At a store inside the wholesale market CCTV found big brand cosmetics discounted by up to 50 percent. However, its manager was unable to provide any customs declarations or purchase vouchers to prove their authenticity. The goods also lacked a Chinese label, which is a violation of the market’s own rules.

A consumer surnamed Feng who was interviewed on the show said he bought a L’Oreal Biotherm product on Dangdang for 255 yuan, though its recommended price was 530 yuan.

After experiencing problems with it he investigated and found that according to its lot number the item was 11 months out of date. After further research on the website of the China Food and Drug Administration, he discovered that the lot number actually related to a makeup product that came from Japan.

L’Oreal China said in a statement that the Biotherm product purchased by Feng has never been officially sold in China, and that it has no links with the Dangdang store. It added that it has a zero-tolerance policy with regard to counterfeit products, which can have harmful effects on consumers and its brand, and has launched an investigation into the claims made on the CCTV show.

As well as the fake products found on Dangdang, the program also exposed several dubious retailers operating via Amazon.
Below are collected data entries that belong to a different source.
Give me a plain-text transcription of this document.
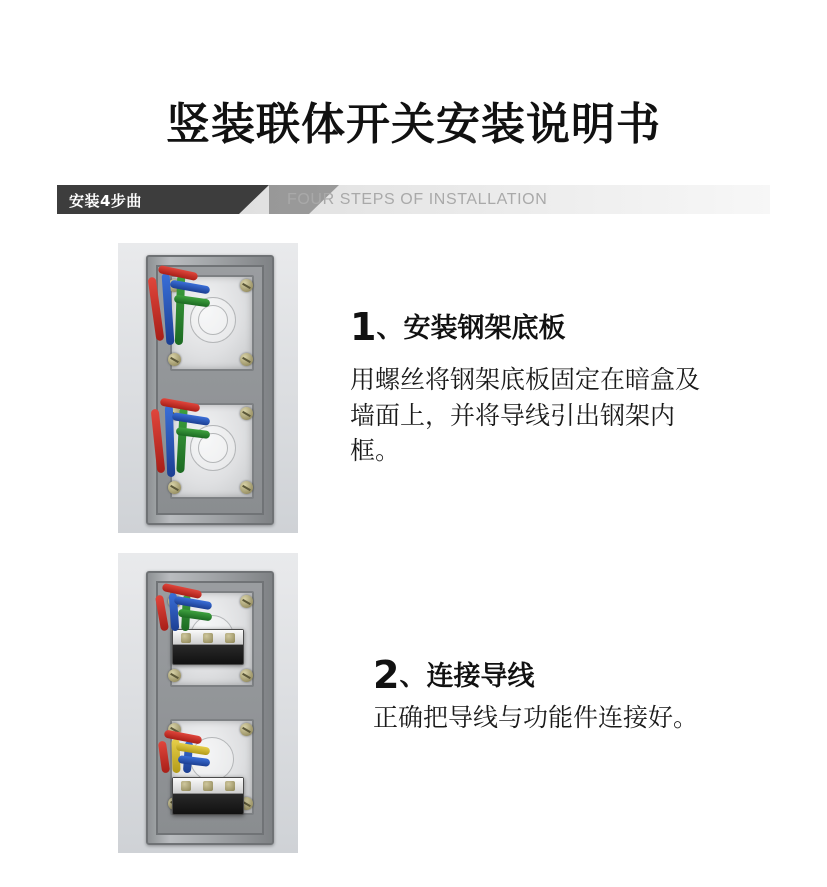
竖装联体开关安装说明书
安装4步曲	FOUR STEPS OF INSTALLATION
1、安装钢架底板
用螺丝将钢架底板固定在暗盒及墙面上，并将导线引出钢架内框。
2、连接导线
正确把导线与功能件连接好。
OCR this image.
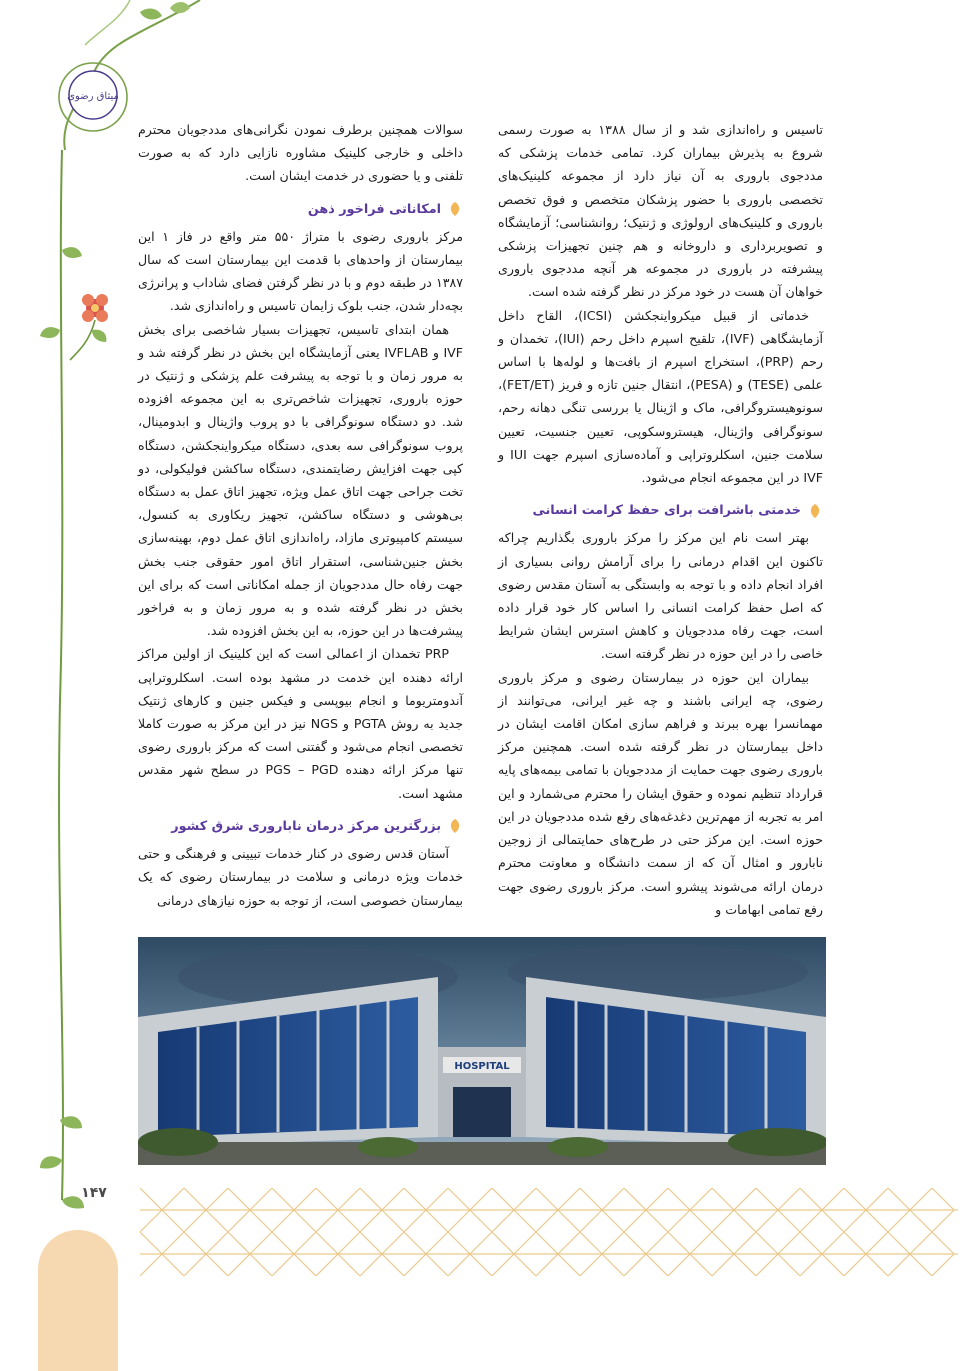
میثاق رضوی

تاسیس و راه‌اندازی شد و از سال ۱۳۸۸ به صورت رسمی شروع به پذیرش بیماران کرد. تمامی خدمات پزشکی که مددجوی باروری به آن نیاز دارد از مجموعه کلینیک‌های تخصصی باروری با حضور پزشکان متخصص و فوق تخصص باروری و کلینیک‌های ارولوژی و ژنتیک؛ روانشناسی؛ آزمایشگاه و تصویربرداری و داروخانه و هم چنین تجهیزات پزشکی پیشرفته در باروری در مجموعه هر آنچه مددجوی باروری خواهان آن هست در خود مرکز در نظر گرفته شده است.

خدماتی از قبیل میکرواینجکشن (ICSI)، القاح داخل آزمایشگاهی (IVF)، تلقیح اسپرم داخل رحم (IUI)، تخمدان و رحم (PRP)، استخراج اسپرم از بافت‌ها و لوله‌ها با اساس علمی (TESE) و (PESA)، انتقال جنین تازه و فریز (FET/ET)، سونوهیستروگرافی، ماک و اژینال یا بررسی تنگی دهانه رحم، سونوگرافی واژینال، هیستروسکوپی، تعیین جنسیت، تعیین سلامت جنین، اسکلروتراپی و آماده‌سازی اسپرم جهت IUI و IVF در این مجموعه انجام می‌شود.

خدمتی باشرافت برای حفظ کرامت انسانی

بهتر است نام این مرکز را مرکز باروری بگذاریم چراکه تاکنون این اقدام درمانی را برای آرامش روانی بسیاری از افراد انجام داده و با توجه به وابستگی به آستان مقدس رضوی که اصل حفظ کرامت انسانی را اساس کار خود قرار داده است، جهت رفاه مددجویان و کاهش استرس ایشان شرایط خاصی را در این حوزه در نظر گرفته است.

بیماران این حوزه در بیمارستان رضوی و مرکز باروری رضوی، چه ایرانی باشند و چه غیر ایرانی، می‌توانند از مهمانسرا بهره ببرند و فراهم سازی امکان اقامت ایشان در داخل بیمارستان در نظر گرفته شده است. همچنین مرکز باروری رضوی جهت حمایت از مددجویان با تمامی بیمه‌های پایه قرارداد تنظیم نموده و حقوق ایشان را محترم می‌شمارد و این امر به تجربه از مهم‌ترین دغدغه‌های رفع شده مددجویان در این حوزه است. این مرکز حتی در طرح‌های حمایتمالی از زوجین نابارور و امثال آن که از سمت دانشگاه و معاونت محترم درمان ارائه می‌شوند پیشرو است. مرکز باروری رضوی جهت رفع تمامی ابهامات و

سوالات همچنین برطرف نمودن نگرانی‌های مددجویان محترم داخلی و خارجی کلینیک مشاوره نازایی دارد که به صورت تلفنی و یا حضوری در خدمت ایشان است.

امکاناتی فراخور ذهن

مرکز باروری رضوی با متراژ ۵۵۰ متر واقع در فاز ۱ این بیمارستان از واحدهای با قدمت این بیمارستان است که سال ۱۳۸۷ در طبقه دوم و با در نظر گرفتن فضای شاداب و پرانرژی بچه‌دار شدن، جنب بلوک زایمان تاسیس و راه‌اندازی شد.

همان ابتدای تاسیس، تجهیزات بسیار شاخصی برای بخش IVF و IVFLAB یعنی آزمایشگاه این بخش در نظر گرفته شد و به مرور زمان و با توجه به پیشرفت علم پزشکی و ژنتیک در حوزه باروری، تجهیزات شاخص‌تری به این مجموعه افزوده شد. دو دستگاه سونوگرافی با دو پروب واژینال و ابدومینال، پروب سونوگرافی سه بعدی، دستگاه میکرواینجکشن، دستگاه کپی جهت افزایش رضایتمندی، دستگاه ساکشن فولیکولی، دو تخت جراحی جهت اتاق عمل ویژه، تجهیز اتاق عمل به دستگاه بی‌هوشی و دستگاه ساکشن، تجهیز ریکاوری به کنسول، سیستم کامپیوتری مازاد، راه‌اندازی اتاق عمل دوم، بهینه‌سازی بخش جنین‌شناسی، استقرار اتاق امور حقوقی جنب بخش جهت رفاه حال مددجویان از جمله امکاناتی است که برای این بخش در نظر گرفته شده و به مرور زمان و به فراخور پیشرفت‌ها در این حوزه، به این بخش افزوده شد.

PRP تخمدان از اعمالی است که این کلینیک از اولین مراکز ارائه دهنده این خدمت در مشهد بوده است. اسکلروتراپی آندومتریوما و انجام بیوپسی و فیکس جنین و کارهای ژنتیک جدید به روش PGTA و NGS نیز در این مرکز به صورت کاملا تخصصی انجام می‌شود و گفتنی است که مرکز باروری رضوی تنها مرکز ارائه دهنده PGS – PGD در سطح شهر مقدس مشهد است.

بزرگترین مرکز درمان ناباروری شرق کشور

آستان قدس رضوی در کنار خدمات تبیینی و فرهنگی و حتی خدمات ویژه درمانی و سلامت در بیمارستان رضوی که یک بیمارستان خصوصی است، از توجه به حوزه نیازهای درمانی

HOSPITAL
۱۴۷
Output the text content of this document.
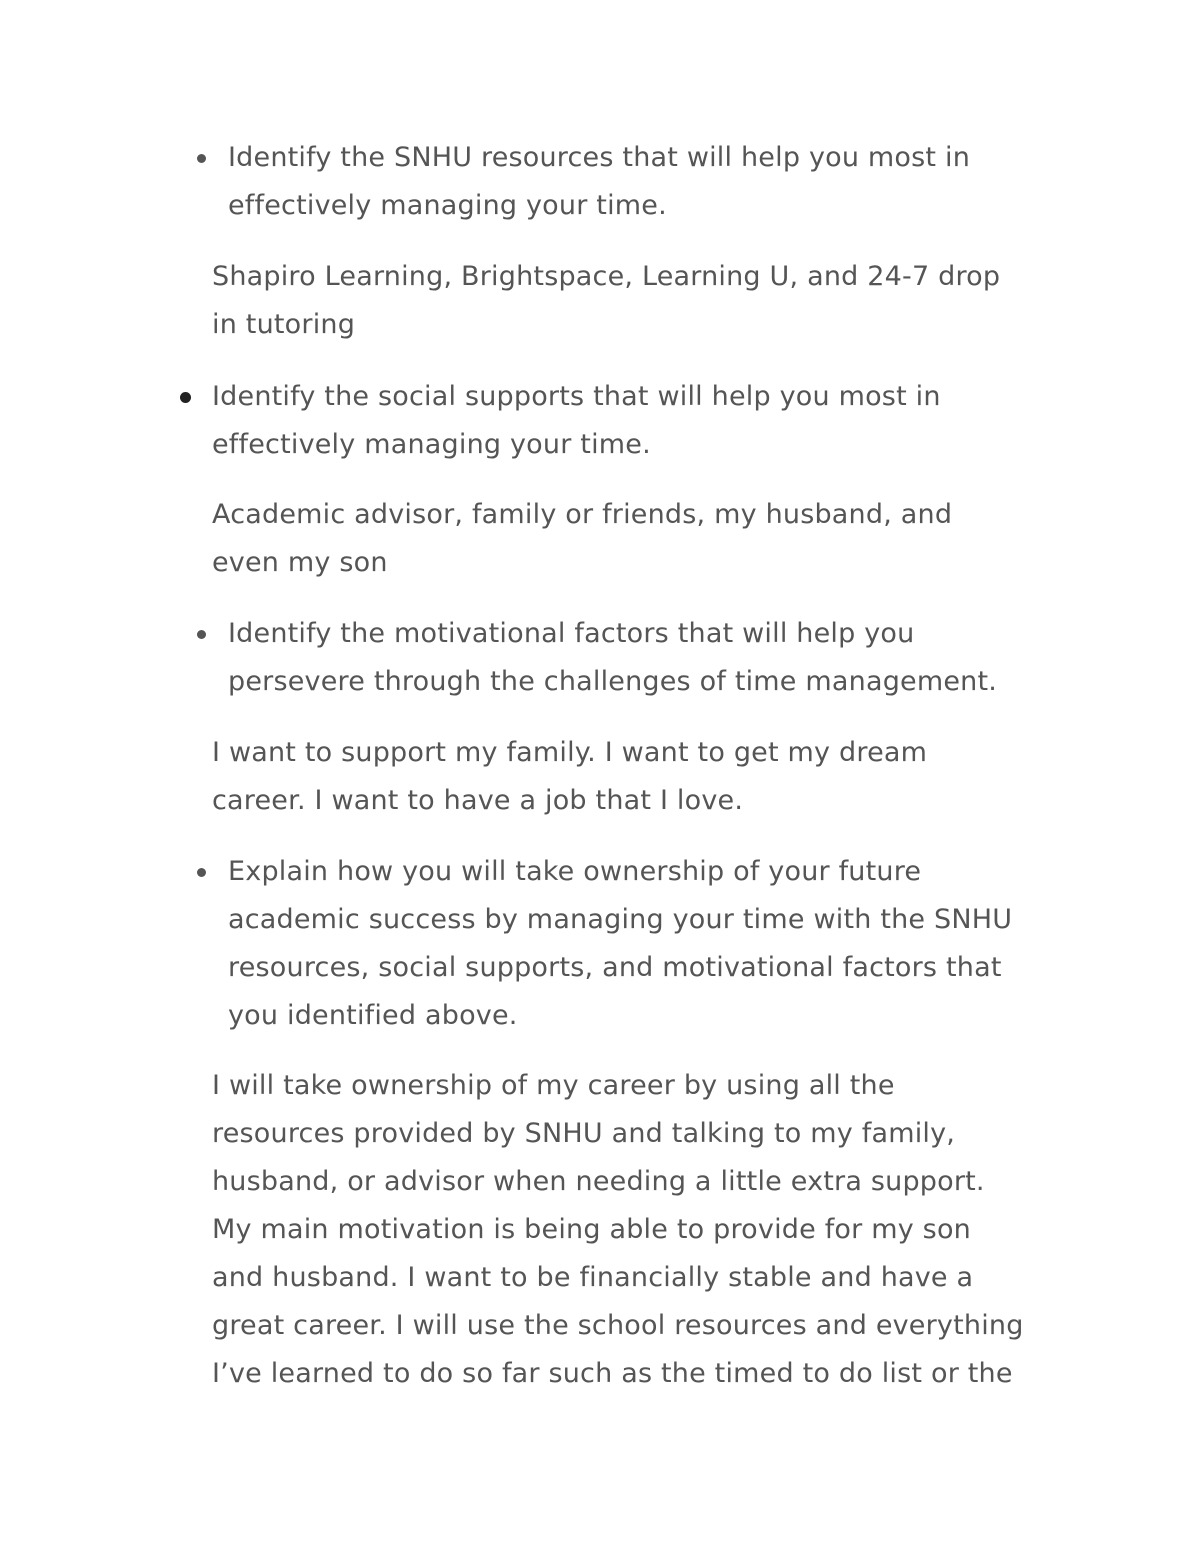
Identify the SNHU resources that will help you most in
effectively managing your time.
Shapiro Learning, Brightspace, Learning U, and 24-7 drop
in tutoring
Identify the social supports that will help you most in
effectively managing your time.
Academic advisor, family or friends, my husband, and
even my son
Identify the motivational factors that will help you
persevere through the challenges of time management.
I want to support my family. I want to get my dream
career. I want to have a job that I love.
Explain how you will take ownership of your future
academic success by managing your time with the SNHU
resources, social supports, and motivational factors that
you identified above.
I will take ownership of my career by using all the
resources provided by SNHU and talking to my family,
husband, or advisor when needing a little extra support.
My main motivation is being able to provide for my son
and husband. I want to be financially stable and have a
great career. I will use the school resources and everything
I’ve learned to do so far such as the timed to do list or the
Among the goods available were a balm allegedly produced by L’Oreal and a creme supposedly by Estee Lauder.

Despite the claims of Amazon workers that all of the cosmetics products shown in the program were genuine, tests by Estee Lauder and L’Oreal confirmed them to be fake. Estee Lauder said also that neither Dangdang nor Amazon was an official retail channel for its products.

Dangdang said it has closed down all of the stores exposed by CCTV and will give refunds to anyone affected by the scams. Amazon said it has closed the store identified by CCTV.

Under the revised consumer rights law, which took effect last Saturday, online shopping platforms can be held liable for the goods sold by the stores they host. In the event of a consumer being duped, the platform should provide a full refund and make a compensation payment equivalent to three times the purchase price.

Wang Dong, from the Shanghai Consumer Rights Protection Commission, said the problem, however, is that platforms can be punished only if they are shown to have made no effort to stop third-party firms selling bogus products. Proving that is almost impossible, he said.